L’articolo pubblicato su la Repubblica.
Che allo Zen una processione religiosa faccia l’inchino non davanti alla casa di un boss ma davanti alla caserma dei carabinieri è un fatto, è l’apertura di un sentiero alternativo rispetto alla strada battuta sinora. E che ogni forma di trionfalismo dovrebbe essere vietata per decreto è un punto di partenza imprescindibile nel cercare di ragionare su un prototipo di coscienza civile collettiva. Però qualcosa è accaduto nel quartiere dormitorio palermitano, anche se considerando l’esiguo numero di partecipanti al corteo si può tranquillamente parafrasare Neil Armstrong: un piccolo inchino per l’uomo, un discreto balzo per la comunità.
Il vero dibattito è adesso sul contesto in cui questo evento si è verificato e sulla maniera di narrarlo e/o interpretarlo. Esistono due scuole di pensiero, il cui contrasto è ancora più evidente dopo il successo del nuovo film di Franco Maresco, “La mafia non è più quella di una volta”. La crudezza dello Zen – che è la cristallizzazione della crudezza palermitana per impatto metaforico e valore simbolico – va esposta senza altri filtri che non siano quelli del linguaggio cinematografico, che è comunque un elemento di finzione, oppure esiste una narrazione che può descrivere il lato buio della luna senza per forza oscurarla tutta?

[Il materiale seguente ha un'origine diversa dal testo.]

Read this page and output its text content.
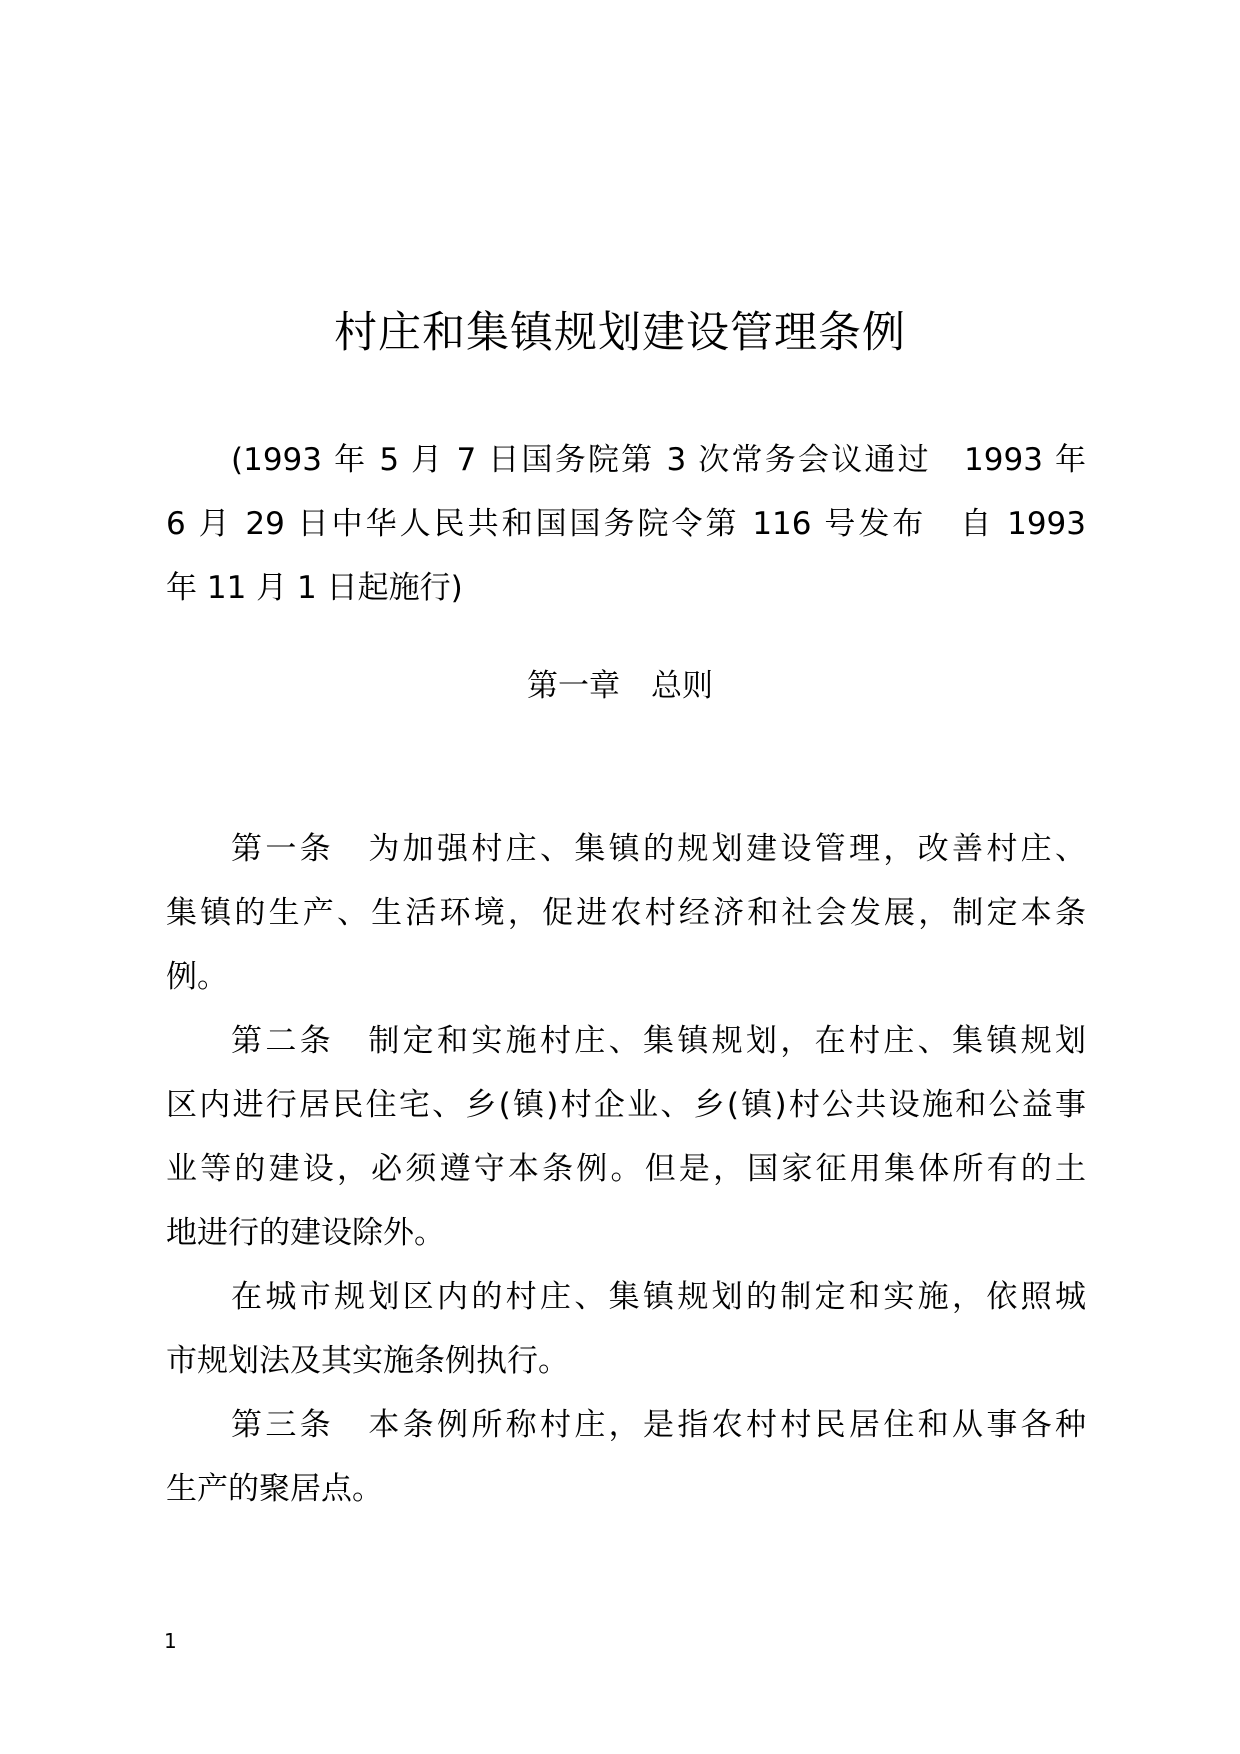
村庄和集镇规划建设管理条例
(1993 年 5 月 7 日国务院第 3 次常务会议通过　1993 年
6 月 29 日中华人民共和国国务院令第 116 号发布　自 1993
年 11 月 1 日起施行)
第一章　总则
第一条　为加强村庄、集镇的规划建设管理，改善村庄、
集镇的生产、生活环境，促进农村经济和社会发展，制定本条
例。
第二条　制定和实施村庄、集镇规划，在村庄、集镇规划
区内进行居民住宅、乡(镇)村企业、乡(镇)村公共设施和公益事
业等的建设，必须遵守本条例。但是，国家征用集体所有的土
地进行的建设除外。
在城市规划区内的村庄、集镇规划的制定和实施，依照城
市规划法及其实施条例执行。
第三条　本条例所称村庄，是指农村村民居住和从事各种
生产的聚居点。
1
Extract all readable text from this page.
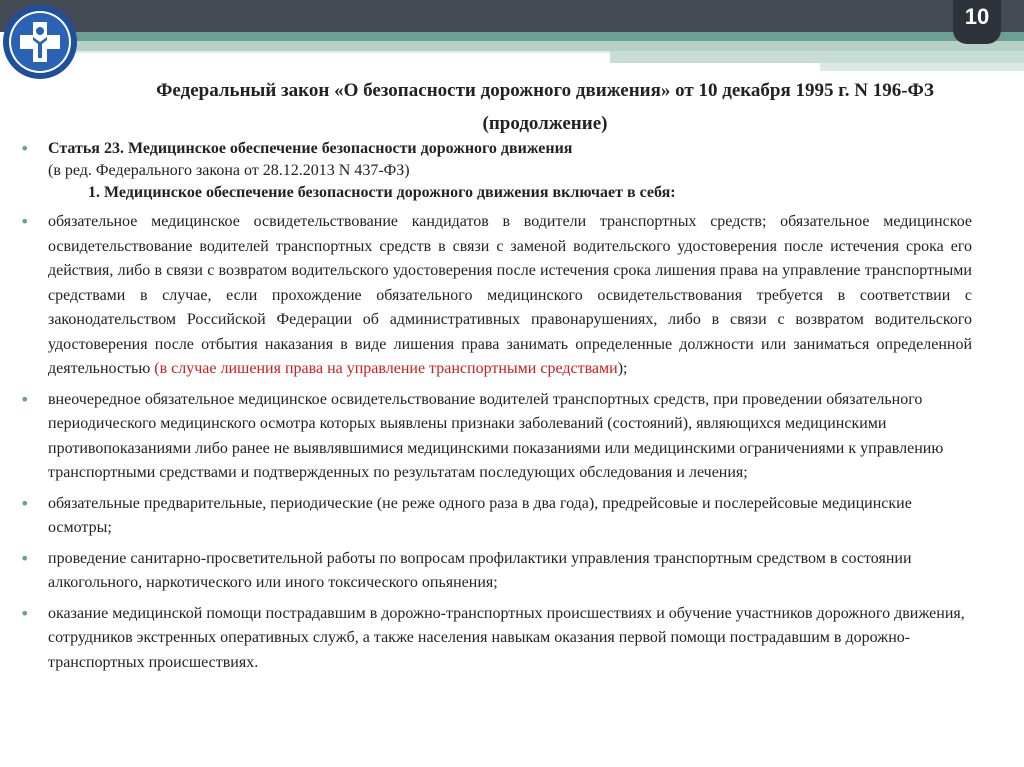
10
Федеральный закон «О безопасности дорожного движения» от 10 декабря 1995 г. N 196-ФЗ (продолжение)
• Статья 23. Медицинское обеспечение безопасности дорожного движения
(в ред. Федерального закона от 28.12.2013 N 437-ФЗ)
1. Медицинское обеспечение безопасности дорожного движения включает в себя:
• обязательное медицинское освидетельствование кандидатов в водители транспортных средств; обязательное медицинское освидетельствование водителей транспортных средств в связи с заменой водительского удостоверения после истечения срока его действия, либо в связи с возвратом водительского удостоверения после истечения срока лишения права на управление транспортными средствами в случае, если прохождение обязательного медицинского освидетельствования требуется в соответствии с законодательством Российской Федерации об административных правонарушениях, либо в связи с возвратом водительского удостоверения после отбытия наказания в виде лишения права занимать определенные должности или заниматься определенной деятельностью (в случае лишения права на управление транспортными средствами);
• внеочередное обязательное медицинское освидетельствование водителей транспортных средств, при проведении обязательного периодического медицинского осмотра которых выявлены признаки заболеваний (состояний), являющихся медицинскими противопоказаниями либо ранее не выявлявшимися медицинскими показаниями или медицинскими ограничениями к управлению транспортными средствами и подтвержденных по результатам последующих обследования и лечения;
• обязательные предварительные, периодические (не реже одного раза в два года), предрейсовые и послерейсовые медицинские осмотры;
• проведение санитарно-просветительной работы по вопросам профилактики управления транспортным средством в состоянии алкогольного, наркотического или иного токсического опьянения;
• оказание медицинской помощи пострадавшим в дорожно-транспортных происшествиях и обучение участников дорожного движения, сотрудников экстренных оперативных служб, а также населения навыкам оказания первой помощи пострадавшим в дорожно-транспортных происшествиях.
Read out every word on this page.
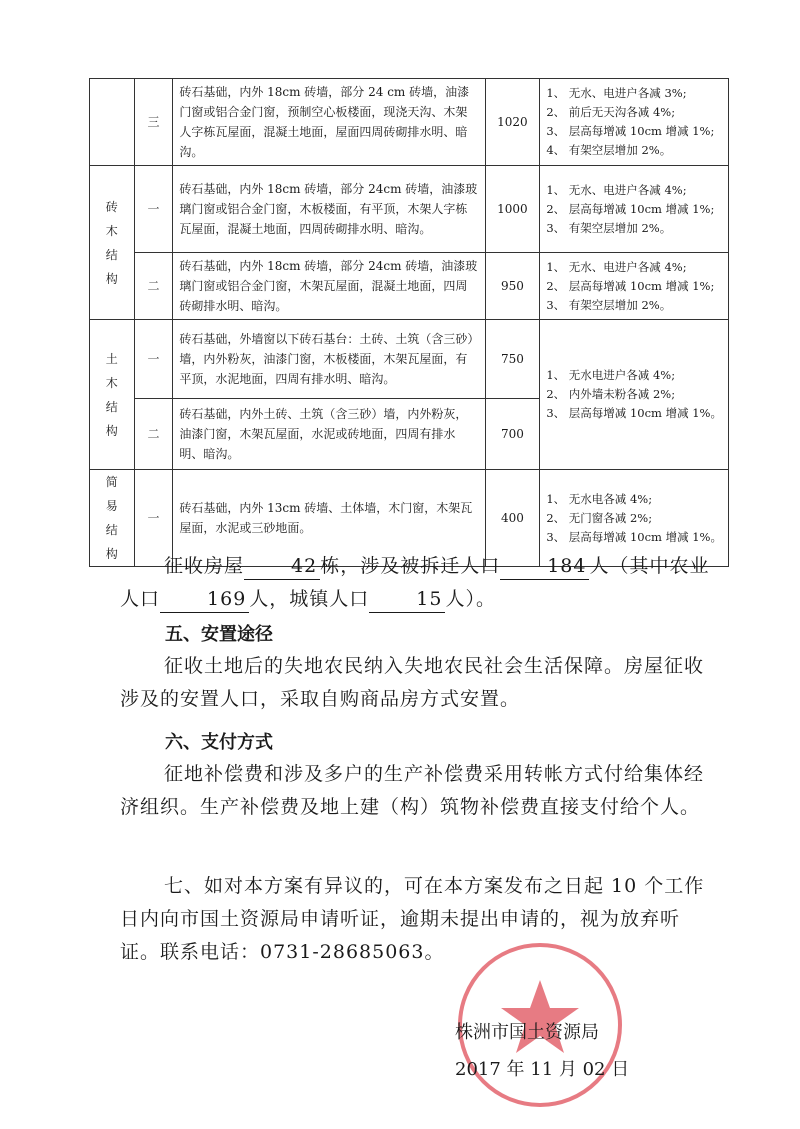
	三	砖石基础，内外 18cm 砖墙，部分 24 cm 砖墙，油漆门窗或铝合金门窗，预制空心板楼面，现浇天沟、木架人字栋瓦屋面，混凝土地面，屋面四周砖砌排水明、暗沟。	1020	1、 无水、电进户各减 3%;
2、 前后无天沟各减 4%;
3、 层高每增减 10cm 增减 1%;
4、 有架空层增加 2%。

砖木结构	一	砖石基础，内外 18cm 砖墙，部分 24cm 砖墙，油漆玻璃门窗或铝合金门窗，木板楼面，有平顶，木架人字栋瓦屋面，混凝土地面，四周砖砌排水明、暗沟。	1000	1、 无水、电进户各减 4%;
2、 层高每增减 10cm 增减 1%;
3、 有架空层增加 2%。

	二	砖石基础，内外 18cm 砖墙，部分 24cm 砖墙，油漆玻璃门窗或铝合金门窗，木架瓦屋面，混凝土地面，四周砖砌排水明、暗沟。	950	1、 无水、电进户各减 4%;
2、 层高每增减 10cm 增减 1%;
3、 有架空层增加 2%。

土木结构	一	砖石基础，外墙窗以下砖石基台：土砖、土筑（含三砂）墙，内外粉灰，油漆门窗，木板楼面，木架瓦屋面，有平顶，水泥地面，四周有排水明、暗沟。	750	1、 无水电进户各减 4%;
2、 内外墙未粉各减 2%;
3、 层高每增减 10cm 增减 1%。

	二	砖石基础，内外土砖、土筑（含三砂）墙，内外粉灰，油漆门窗，木架瓦屋面，水泥或砖地面，四周有排水明、暗沟。	700	
简易结构	一	砖石基础，内外 13cm 砖墙、土体墙，木门窗，木架瓦屋面，水泥或三砂地面。	400	1、 无水电各减 4%;
2、 无门窗各减 2%;
3、 层高每增减 10cm 增减 1%。
征收房屋 42 栋，涉及被拆迁人口 184 人（其中农业人口 169 人，城镇人口 15 人）。
五、安置途径
征收土地后的失地农民纳入失地农民社会生活保障。房屋征收涉及的安置人口，采取自购商品房方式安置。
六、支付方式
征地补偿费和涉及多户的生产补偿费采用转帐方式付给集体经济组织。生产补偿费及地上建（构）筑物补偿费直接支付给个人。
七、如对本方案有异议的，可在本方案发布之日起 10 个工作日内向市国土资源局申请听证，逾期未提出申请的，视为放弃听证。联系电话：0731-28685063。
株洲市国土资源局
2017 年 11 月 02 日
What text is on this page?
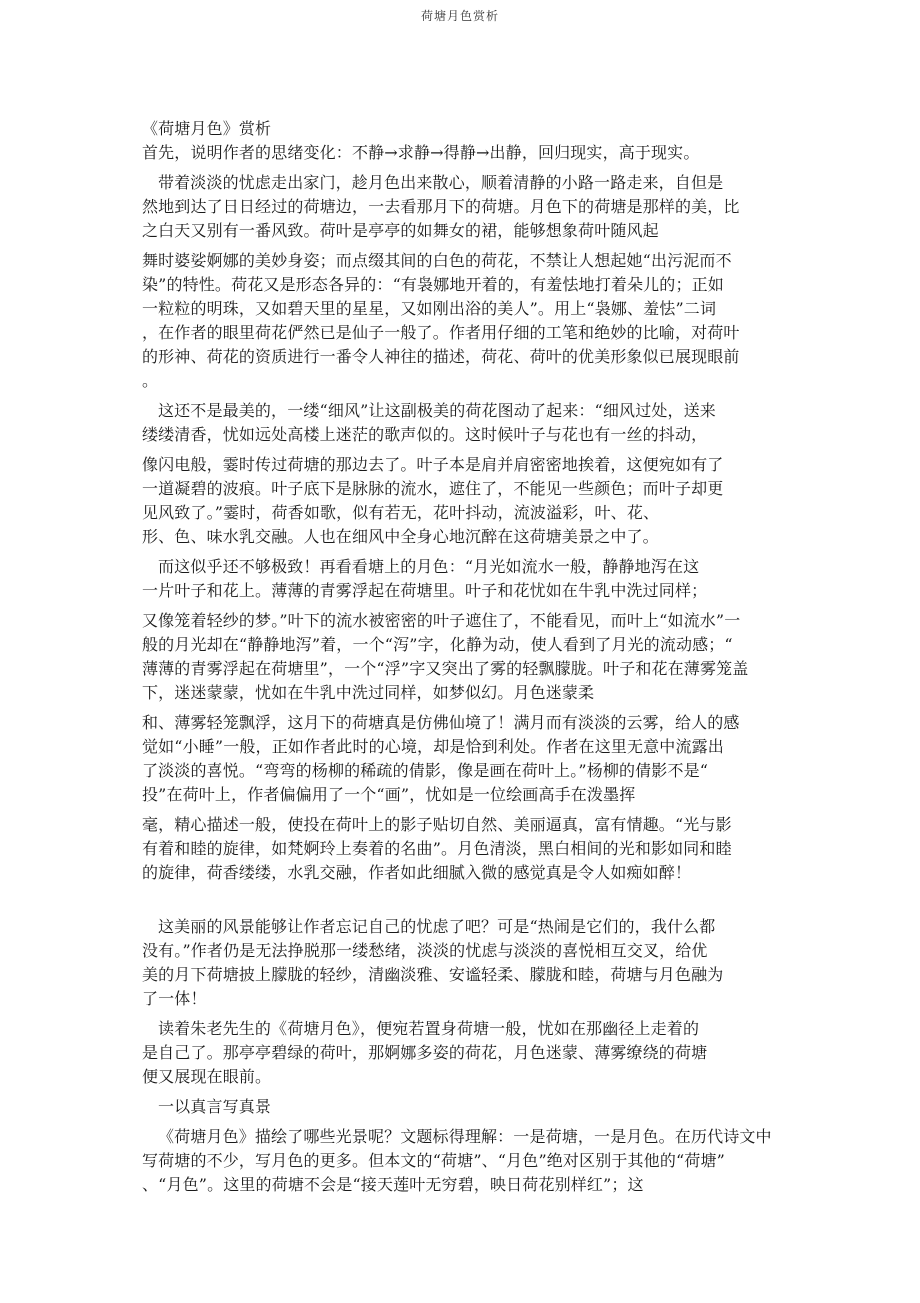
荷塘月色赏析
《荷塘月色》赏析
首先，说明作者的思绪变化：不静→求静→得静→出静，回归现实，高于现实。
带着淡淡的忧虑走出家门，趁月色出来散心，顺着清静的小路一路走来，自但是
然地到达了日日经过的荷塘边，一去看那月下的荷塘。月色下的荷塘是那样的美，比
之白天又别有一番风致。荷叶是亭亭的如舞女的裙，能够想象荷叶随风起
舞时婆娑婀娜的美妙身姿；而点缀其间的白色的荷花，不禁让人想起她“出污泥而不
染”的特性。荷花又是形态各异的：“有袅娜地开着的，有羞怯地打着朵儿的；正如
一粒粒的明珠，又如碧天里的星星，又如刚出浴的美人”。用上“袅娜、羞怯”二词
，在作者的眼里荷花俨然已是仙子一般了。作者用仔细的工笔和绝妙的比喻，对荷叶
的形神、荷花的资质进行一番令人神往的描述，荷花、荷叶的优美形象似已展现眼前
。
这还不是最美的，一缕“细风”让这副极美的荷花图动了起来：“细风过处，送来
缕缕清香，忧如远处高楼上迷茫的歌声似的。这时候叶子与花也有一丝的抖动，
像闪电般，霎时传过荷塘的那边去了。叶子本是肩并肩密密地挨着，这便宛如有了
一道凝碧的波痕。叶子底下是脉脉的流水，遮住了，不能见一些颜色；而叶子却更
见风致了。”霎时，荷香如歌，似有若无，花叶抖动，流波溢彩，叶、花、
形、色、味水乳交融。人也在细风中全身心地沉醉在这荷塘美景之中了。
而这似乎还不够极致！再看看塘上的月色：“月光如流水一般，静静地泻在这
一片叶子和花上。薄薄的青雾浮起在荷塘里。叶子和花忧如在牛乳中洗过同样；
又像笼着轻纱的梦。”叶下的流水被密密的叶子遮住了，不能看见，而叶上“如流水”一
般的月光却在“静静地泻”着，一个“泻”字，化静为动，使人看到了月光的流动感；“
薄薄的青雾浮起在荷塘里”，一个“浮”字又突出了雾的轻飘朦胧。叶子和花在薄雾笼盖
下，迷迷蒙蒙，忧如在牛乳中洗过同样，如梦似幻。月色迷蒙柔
和、薄雾轻笼飘浮，这月下的荷塘真是仿佛仙境了！满月而有淡淡的云雾，给人的感
觉如“小睡”一般，正如作者此时的心境，却是恰到利处。作者在这里无意中流露出
了淡淡的喜悦。“弯弯的杨柳的稀疏的倩影，像是画在荷叶上。”杨柳的倩影不是“
投”在荷叶上，作者偏偏用了一个“画”，忧如是一位绘画高手在泼墨挥
毫，精心描述一般，使投在荷叶上的影子贴切自然、美丽逼真，富有情趣。“光与影
有着和睦的旋律，如梵婀玲上奏着的名曲”。月色清淡，黑白相间的光和影如同和睦
的旋律，荷香缕缕，水乳交融，作者如此细腻入微的感觉真是令人如痴如醉！
这美丽的风景能够让作者忘记自己的忧虑了吧？可是“热闹是它们的，我什么都
没有。”作者仍是无法挣脱那一缕愁绪，淡淡的忧虑与淡淡的喜悦相互交叉，给优
美的月下荷塘披上朦胧的轻纱，清幽淡雅、安谧轻柔、朦胧和睦，荷塘与月色融为
了一体！
读着朱老先生的《荷塘月色》，便宛若置身荷塘一般，忧如在那幽径上走着的
是自己了。那亭亭碧绿的荷叶，那婀娜多姿的荷花，月色迷蒙、薄雾缭绕的荷塘
便又展现在眼前。
一以真言写真景
《荷塘月色》描绘了哪些光景呢？文题标得理解：一是荷塘，一是月色。在历代诗文中
写荷塘的不少，写月色的更多。但本文的“荷塘”、“月色”绝对区别于其他的“荷塘”
、“月色”。这里的荷塘不会是“接天莲叶无穷碧，映日荷花别样红”；这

La partita sul rilancio della credibilità di una città che si specchia nel suo quartiere simbolo per degrado e divieto di speranza, si gioca non solo sui fatti ma anche su come incatenarli logicamente. Palermo ha uno strabismo narrativo di se stessa che ha pochi termini di confronto in tutto il mondo. Una visione laica dell’apparente miracolo è l’unico modo per smetterla di scolpire il pregiudizio sulla roccia di confine tra città-bene e città in abbandono.